在本章主要内容：

NumPy基础知识
加载iris数据集
查看iris数据集
用pandas查看iris数据集
用NumPy和matplotlib绘图
最小机器学习配方 - SVM分类
介绍交叉验证
以上汇总
机器学习概述 - 分类与回归

简介

本章我们将学习如何使用scikit-learn进行预测。机器学习强调衡量预测能力，并用scikit-learn进行准确和快速的预测。我们将检查iris数据集，该数据集由三种iris的测量结果组成：Iris Setosa，Iris Versicolor和Iris Virginica。

为了衡量预测，我们将：

保存一些数据以进行测试
仅使用训练数据构建模型
测量测试集的预测能力

解决问题的方法

类别(Classification)：
非文本，比如Iris
回归
聚类
降维

技术支持 (可以加qq群：887934385）

NumPy基础

数据科学经常处理结构化的数据表。scikit-learn库需要二维NumPy数组。
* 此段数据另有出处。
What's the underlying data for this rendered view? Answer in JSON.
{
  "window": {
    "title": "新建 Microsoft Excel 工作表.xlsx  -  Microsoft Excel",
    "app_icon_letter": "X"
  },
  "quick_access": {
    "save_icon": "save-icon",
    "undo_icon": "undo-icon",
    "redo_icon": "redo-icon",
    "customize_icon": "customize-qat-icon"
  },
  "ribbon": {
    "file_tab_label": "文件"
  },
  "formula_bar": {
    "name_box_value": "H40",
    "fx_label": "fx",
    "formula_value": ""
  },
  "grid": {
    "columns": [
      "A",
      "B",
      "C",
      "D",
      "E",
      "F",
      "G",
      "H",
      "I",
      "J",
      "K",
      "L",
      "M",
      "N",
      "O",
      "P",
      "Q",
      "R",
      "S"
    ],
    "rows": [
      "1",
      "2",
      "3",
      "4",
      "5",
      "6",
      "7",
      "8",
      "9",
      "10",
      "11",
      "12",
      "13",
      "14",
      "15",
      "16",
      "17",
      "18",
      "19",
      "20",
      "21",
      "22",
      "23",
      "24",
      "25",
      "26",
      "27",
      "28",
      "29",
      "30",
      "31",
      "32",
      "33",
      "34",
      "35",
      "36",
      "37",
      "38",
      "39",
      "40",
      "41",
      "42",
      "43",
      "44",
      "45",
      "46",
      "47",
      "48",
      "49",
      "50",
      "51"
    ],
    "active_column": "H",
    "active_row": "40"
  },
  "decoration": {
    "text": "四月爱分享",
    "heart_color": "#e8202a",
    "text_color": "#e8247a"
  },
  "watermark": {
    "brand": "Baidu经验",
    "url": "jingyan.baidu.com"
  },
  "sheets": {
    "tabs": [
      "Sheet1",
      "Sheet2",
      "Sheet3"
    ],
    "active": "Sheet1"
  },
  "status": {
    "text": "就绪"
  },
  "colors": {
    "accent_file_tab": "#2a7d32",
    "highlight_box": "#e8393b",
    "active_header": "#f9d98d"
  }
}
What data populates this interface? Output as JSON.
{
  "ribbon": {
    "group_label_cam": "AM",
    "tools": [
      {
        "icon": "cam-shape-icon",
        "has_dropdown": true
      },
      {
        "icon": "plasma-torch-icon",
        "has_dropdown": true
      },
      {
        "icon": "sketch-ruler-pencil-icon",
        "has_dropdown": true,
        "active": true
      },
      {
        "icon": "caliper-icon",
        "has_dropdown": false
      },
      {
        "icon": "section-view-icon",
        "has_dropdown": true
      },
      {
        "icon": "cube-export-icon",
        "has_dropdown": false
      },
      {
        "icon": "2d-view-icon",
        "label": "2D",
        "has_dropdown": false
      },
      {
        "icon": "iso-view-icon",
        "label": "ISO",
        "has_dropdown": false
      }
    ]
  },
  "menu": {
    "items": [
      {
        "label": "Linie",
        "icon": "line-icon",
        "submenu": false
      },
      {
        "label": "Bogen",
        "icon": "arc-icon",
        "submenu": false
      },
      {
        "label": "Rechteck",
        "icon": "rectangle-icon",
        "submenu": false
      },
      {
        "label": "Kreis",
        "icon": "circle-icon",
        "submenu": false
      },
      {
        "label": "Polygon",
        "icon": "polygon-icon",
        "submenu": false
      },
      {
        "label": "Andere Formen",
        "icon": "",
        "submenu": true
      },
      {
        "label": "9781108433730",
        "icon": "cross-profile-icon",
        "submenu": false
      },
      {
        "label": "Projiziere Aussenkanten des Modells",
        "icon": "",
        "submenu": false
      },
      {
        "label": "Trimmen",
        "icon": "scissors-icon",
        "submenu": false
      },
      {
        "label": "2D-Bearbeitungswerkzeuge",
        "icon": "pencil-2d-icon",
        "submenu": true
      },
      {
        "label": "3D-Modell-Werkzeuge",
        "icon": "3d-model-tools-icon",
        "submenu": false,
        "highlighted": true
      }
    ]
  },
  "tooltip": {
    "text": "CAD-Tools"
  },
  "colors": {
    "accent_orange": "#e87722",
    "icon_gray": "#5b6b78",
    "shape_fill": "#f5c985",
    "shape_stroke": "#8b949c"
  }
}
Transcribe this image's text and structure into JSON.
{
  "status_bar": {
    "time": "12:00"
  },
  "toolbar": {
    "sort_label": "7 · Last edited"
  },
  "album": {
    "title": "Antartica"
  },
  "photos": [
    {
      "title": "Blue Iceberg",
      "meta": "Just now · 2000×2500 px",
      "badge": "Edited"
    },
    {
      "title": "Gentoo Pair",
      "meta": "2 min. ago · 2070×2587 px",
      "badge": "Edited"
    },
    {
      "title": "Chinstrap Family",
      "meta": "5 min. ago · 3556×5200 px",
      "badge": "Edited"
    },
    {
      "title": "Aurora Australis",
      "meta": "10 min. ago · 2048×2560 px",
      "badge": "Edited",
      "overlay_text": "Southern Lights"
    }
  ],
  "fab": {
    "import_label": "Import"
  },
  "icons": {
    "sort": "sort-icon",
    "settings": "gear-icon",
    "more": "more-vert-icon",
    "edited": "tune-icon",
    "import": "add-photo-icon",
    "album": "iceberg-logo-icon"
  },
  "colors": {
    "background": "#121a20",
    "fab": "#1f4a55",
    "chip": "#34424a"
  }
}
在本节中，您将学习

NumPy的shape和dimension

   In [1]: import numpy as np

     In [2]: np.arange(10)

     Out[2]: array([0, 1, 2, 3, 4, 5, 6, 7, 8, 9])

     In [3]: array_1 = np.arange(10)

     In [4]: array_1.shape

     Out[4]: (10,)

     In [5]: array_1.ndim

     Out[5]: 1

     In [6]: array_1.reshape((5,2))

     Out[6]:

     array([[0, 1],

            [2, 3],

            [4, 5],

            [6, 7],

            [8, 9]])

     In [7]: array_1 = array_1.reshape((5,2))

     In [8]: array_1.ndim

     Out[8]: 2

NumPy广播(broadcasting)

  In [9]: array_1 + 1

     Out[9]:

     array([[ 1,  2],

            [ 3,  4],

            [ 5,  6],

            [ 7,  8],

            [ 9, 10]])

     In [10]: array_2 = np.arange(10)

     In [11]: array_2 * array_2

     Out[11]: array([ 0,  1,  4,  9, 16, 25, 36, 49, 64, 81])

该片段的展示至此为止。